In the second scenario, the rotated factor correlation coefficient value is selected to be 0.90. In this scenario, the numbers of important variables in spring, summer, autumn, and winter seasons achieved as five, seven, six, and six parameters, respectively. It concluded that the summer has the more important parameters. Generally, the important parameters in the spring season are electrical conductivity, turbidity, dissolved oxygen, total phosphorous, and nitrate while important parameters for summer season are water temperature, turbidity, total phosphorous, nitrate, total suspended solids, dissolved oxygen, and chemical oxygen demand. However, the main parameters attributed to autumn are pH, turbidity, total dissolved solids, total suspended solids, dissolved oxygen, and total phosphorous; and those attributed to winter are water temperature, total dissolved solids, total suspended solids, dissolved oxygen, total phosphorous, and nitrate.

4 Conclusions

In this research, water quality of the Gorganrud River basin from 1996 to 2002 is evaluated. To achieve this goal, canonical correlation analysis, principal component analysis, and principal factor analyses are used.

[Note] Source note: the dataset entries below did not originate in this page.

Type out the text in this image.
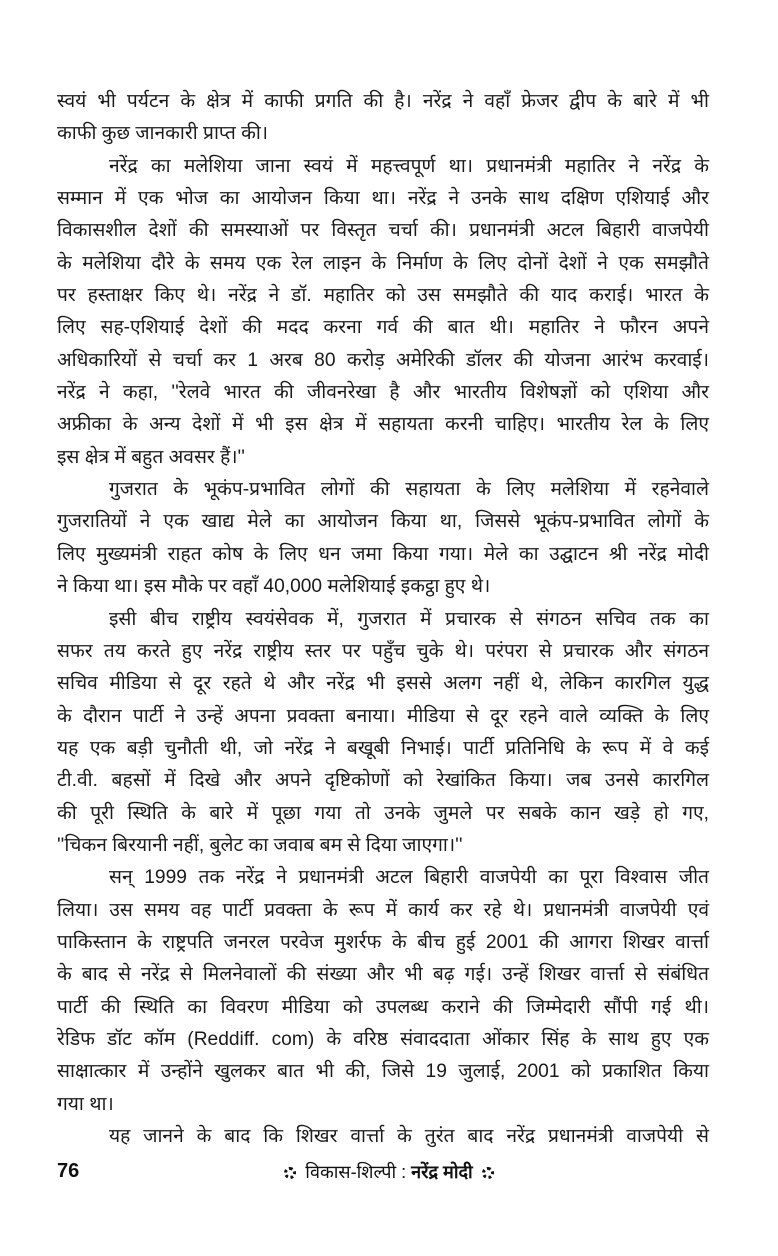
स्वयं भी पर्यटन के क्षेत्र में काफी प्रगति की है। नरेंद्र ने वहाँ फ्रेजर द्वीप के बारे में भी
काफी कुछ जानकारी प्राप्त की।
नरेंद्र का मलेशिया जाना स्वयं में महत्त्वपूर्ण था। प्रधानमंत्री महातिर ने नरेंद्र के
सम्मान में एक भोज का आयोजन किया था। नरेंद्र ने उनके साथ दक्षिण एशियाई और
विकासशील देशों की समस्याओं पर विस्तृत चर्चा की। प्रधानमंत्री अटल बिहारी वाजपेयी
के मलेशिया दौरे के समय एक रेल लाइन के निर्माण के लिए दोनों देशों ने एक समझौते
पर हस्ताक्षर किए थे। नरेंद्र ने डॉ. महातिर को उस समझौते की याद कराई। भारत के
लिए सह-एशियाई देशों की मदद करना गर्व की बात थी। महातिर ने फौरन अपने
अधिकारियों से चर्चा कर 1 अरब 80 करोड़ अमेरिकी डॉलर की योजना आरंभ करवाई।
नरेंद्र ने कहा, ''रेलवे भारत की जीवनरेखा है और भारतीय विशेषज्ञों को एशिया और
अफ्रीका के अन्य देशों में भी इस क्षेत्र में सहायता करनी चाहिए। भारतीय रेल के लिए
इस क्षेत्र में बहुत अवसर हैं।''
गुजरात के भूकंप-प्रभावित लोगों की सहायता के लिए मलेशिया में रहनेवाले
गुजरातियों ने एक खाद्य मेले का आयोजन किया था, जिससे भूकंप-प्रभावित लोगों के
लिए मुख्यमंत्री राहत कोष के लिए धन जमा किया गया। मेले का उद्घाटन श्री नरेंद्र मोदी
ने किया था। इस मौके पर वहाँ 40,000 मलेशियाई इकट्ठा हुए थे।
इसी बीच राष्ट्रीय स्वयंसेवक में, गुजरात में प्रचारक से संगठन सचिव तक का
सफर तय करते हुए नरेंद्र राष्ट्रीय स्तर पर पहुँच चुके थे। परंपरा से प्रचारक और संगठन
सचिव मीडिया से दूर रहते थे और नरेंद्र भी इससे अलग नहीं थे, लेकिन कारगिल युद्ध
के दौरान पार्टी ने उन्हें अपना प्रवक्ता बनाया। मीडिया से दूर रहने वाले व्यक्ति के लिए
यह एक बड़ी चुनौती थी, जो नरेंद्र ने बखूबी निभाई। पार्टी प्रतिनिधि के रूप में वे कई
टी.वी. बहसों में दिखे और अपने दृष्टिकोणों को रेखांकित किया। जब उनसे कारगिल
की पूरी स्थिति के बारे में पूछा गया तो उनके जुमले पर सबके कान खड़े हो गए,
''चिकन बिरयानी नहीं, बुलेट का जवाब बम से दिया जाएगा।''
सन् 1999 तक नरेंद्र ने प्रधानमंत्री अटल बिहारी वाजपेयी का पूरा विश्वास जीत
लिया। उस समय वह पार्टी प्रवक्ता के रूप में कार्य कर रहे थे। प्रधानमंत्री वाजपेयी एवं
पाकिस्तान के राष्ट्रपति जनरल परवेज मुशर्रफ के बीच हुई 2001 की आगरा शिखर वार्त्ता
के बाद से नरेंद्र से मिलनेवालों की संख्या और भी बढ़ गई। उन्हें शिखर वार्त्ता से संबंधित
पार्टी की स्थिति का विवरण मीडिया को उपलब्ध कराने की जिम्मेदारी सौंपी गई थी।
रेडिफ डॉट कॉम (Reddiff. com) के वरिष्ठ संवाददाता ओंकार सिंह के साथ हुए एक
साक्षात्कार में उन्होंने खुलकर बात भी की, जिसे 19 जुलाई, 2001 को प्रकाशित किया
गया था।
यह जानने के बाद कि शिखर वार्त्ता के तुरंत बाद नरेंद्र प्रधानमंत्री वाजपेयी से
76	विकास-शिल्पी : नरेंद्र मोदी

The following conclusions are drawn in the study through:

  1. a.

    Generally, multivariate statistical techniques such as CCA, PCA, and PFA were effective tool for environmental quality assessment of the Gorganrud River.

  2. b.

    CCA results indicated strong relationship between physical and chemical parameters in the Gorganrud River.

  3. c.

    Results from the PFA technique showed that all water quality monitoring stations are considered important in explaining the annual variance of the data set, and thereby the location of them in the river system could be suitable.

  4. d.

    In the first scenario (rotated factor correlation coefficient value equal to 0.95) the important parameters in the spring season were EC and Turb, while important parameters for summer season were T, Turb, TP, \( {\text{NO}}_{{3}}^{ - } \), and TSS. However, the main parameters attributed to autumn were pH, TDS, and DO; and that attributed to winter were T and DO.

  5. e.

    In the second scenario (rotated factor correlation coefficient value equal to 0.90) the important parameters in the spring season were EC, Turb, DO, TP, and \( {\text{NO}}_{{3}}^{ - } \) while important parameters for summer season were T, Turb, TP, \( {\text{NO}}_{{3}}^{ - } \), TSS, DO, and COD. However, the main parameters attributed to autumn are pH, Turb, TDS, TSS, DO, and TP; and that attributed to winter were T, TDS, TSS, DO, TP, and \( {\text{NO}}_{{3}}^{ - } \).

  6. f.

    Generally, important parameters in contributing to water quality variations in the first and second scenario for one season may not be important for another season.

  7. g.

    The presented methodology in this study can be a good tool for authorities in order to program the monitoring stations and water quality parameters.